Hutan-hutan teras lainnya di Sumatera ikut menggundul. Hutan Jambi seluas 2,2 juta hektare pada tahun 2000 kini tinggal 500 ribu hektare saja. Hutan Lampung seluas 1,04 juta hektare, 65 persennya dalam kondisi rusak. Hutan Bengkulu seluas 45.345 hektare kini tinggal 27.262 hektare atau tinggal 61 persen.

Pada masa pemerintahan damai Irwandi-Nazar, nasib hutan-hutan Aceh tidak semakin membaik. Meski visi penyelamatan lingkungan dengan semboyan Aceh Green terpampang besar-besar, yang terjadi malah “Aceh Greed‘ (baca : keserakahan). Aneka izin tambang dikeluarkan dan menyakiti lingkungan dan masyarakat hutan. Belum lagi praktik sawitisasi dengan izin yang cukup mudah dikeluarkan bupati.

Penghancuran Sistematis
Saat ini, menurut data Dinas Pertambangan dan Energi Provinsi Aceh tahun 2011, 351 ribu hektare lahan di Aceh dalam status konsesi untuk lahan perkebunan dengan 236 izin hak guna usaha (HGU). Total 745 ribu hektare telah beralih fungsi menjadi wilayah pertambangan.

Perusakan yang membuka tutupan hutan itu telah menjadi momentum katastrofi akut. Hancurnya hutan primer seperti kawasan Leuseur, Ulu Masen, Kuala Unga, dan kasus terakhir rawa gambut Kuala Tripa, Aceh, menunjukkan buruknya pengelolaan hutan Aceh. Foto-foto kehancuran hutan perawan itu menyobek hati dan pikiran ribuan masyarakat yang menggantungkan hidup mereka pada faktor ekologis.

Horror vacuui hutan Sumatera diperkirakan tidak akan berhenti. Kebijakan negara menyelamatkan hutan-hutan tersisa masih sloganistik, seremonial (penanaman semiliar pohon, tapi tidak ada pemantauan berapa banyak yang masih hidup), dan elitis. Ia hanya menjadi ritual palsu yang tidak dirasakan masyarakat pedalaman Sumatera.
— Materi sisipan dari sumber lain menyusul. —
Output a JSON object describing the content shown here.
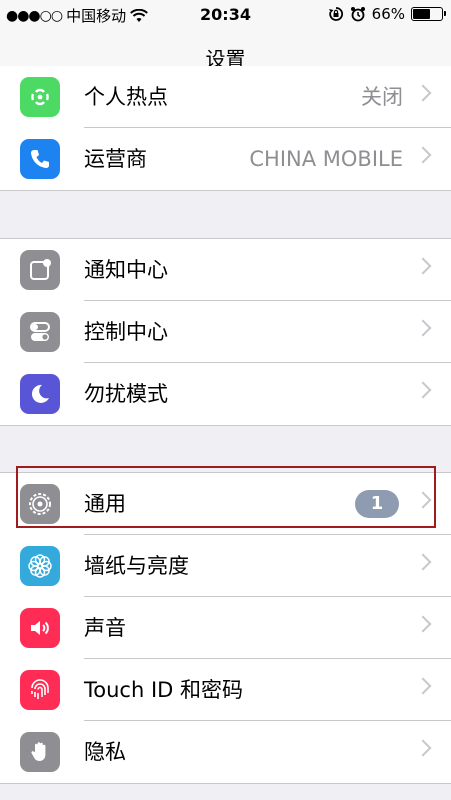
{
  "status_bar": {
    "signal": "●●●○○",
    "carrier": "中国移动",
    "time": "20:34",
    "battery": "66%",
    "battery_level": 0.66
  },
  "nav": {
    "title": "设置"
  },
  "groups": [
    {
      "items": [
        {
          "label": "个人热点",
          "value": "关闭",
          "icon": "hotspot-icon",
          "color": "#4cd964"
        },
        {
          "label": "运营商",
          "value": "CHINA MOBILE",
          "icon": "phone-icon",
          "color": "#1c83f0"
        }
      ]
    },
    {
      "items": [
        {
          "label": "通知中心",
          "icon": "notification-center-icon",
          "color": "#8e8e93"
        },
        {
          "label": "控制中心",
          "icon": "control-center-icon",
          "color": "#8e8e93"
        },
        {
          "label": "勿扰模式",
          "icon": "moon-icon",
          "color": "#5856d6"
        }
      ]
    },
    {
      "items": [
        {
          "label": "通用",
          "badge": "1",
          "icon": "gear-icon",
          "color": "#8e8e93"
        },
        {
          "label": "墙纸与亮度",
          "icon": "wallpaper-icon",
          "color": "#34aadc"
        },
        {
          "label": "声音",
          "icon": "speaker-icon",
          "color": "#ff2d55"
        },
        {
          "label": "Touch ID 和密码",
          "icon": "fingerprint-icon",
          "color": "#ff2d55"
        },
        {
          "label": "隐私",
          "icon": "hand-icon",
          "color": "#8e8e93"
        }
      ]
    }
  ]
}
Kerusakan hutan jelas mempengaruhi aspek sosial, kultural, etnik, ekonomis, dan ekologis. Semakin banyak masyarakat di perdesaan bergantung hidup pada air kemasan--sesuatu yang tidak pernah dibayangkan 10-20 tahun lalu. Semakin susah petani mendapatkan kualitas hasil pertanian akibat degradasi lingkungan.

Kerusakan ini bukan semata masalah libido ekonomis. Ada perubahan praktik politik begitu cepat dari otoriterisme ke demokrasi yang tidak berjalan mulus. Demikian pula kronisme dan ketakcakapan pemerintahan mengelola hutan ikut mempercepat pengrusakan hutan.

Tanpa kompromi, hak ulayat masyarakat harus dikembalikan. Semangat konsitusi “digunakan untuk sebesar-besar kemakmuran rakyat‘ harus bisa diterjemahkan secara legal dan sosietal. Masyarakat harus menghitung apakah pemerintah benar menggunakan hutan demi kesejahteraan sosial atau menghamba bagi kepentingan korporatisme/individual.

Jika tidak, layak dipikirkan kembali nasihat James C Scott (1985), membangun perlawanan harian (everyday forms of resistance), agar pemerintah insyaf dan mengembalikan hak hutan kepada rakyat. Daulat rakyat atas hutan adat mesti dikedepankan di tengah jahatnya neoliberalisme pengelolaan hutan, termasuk di Sumatera.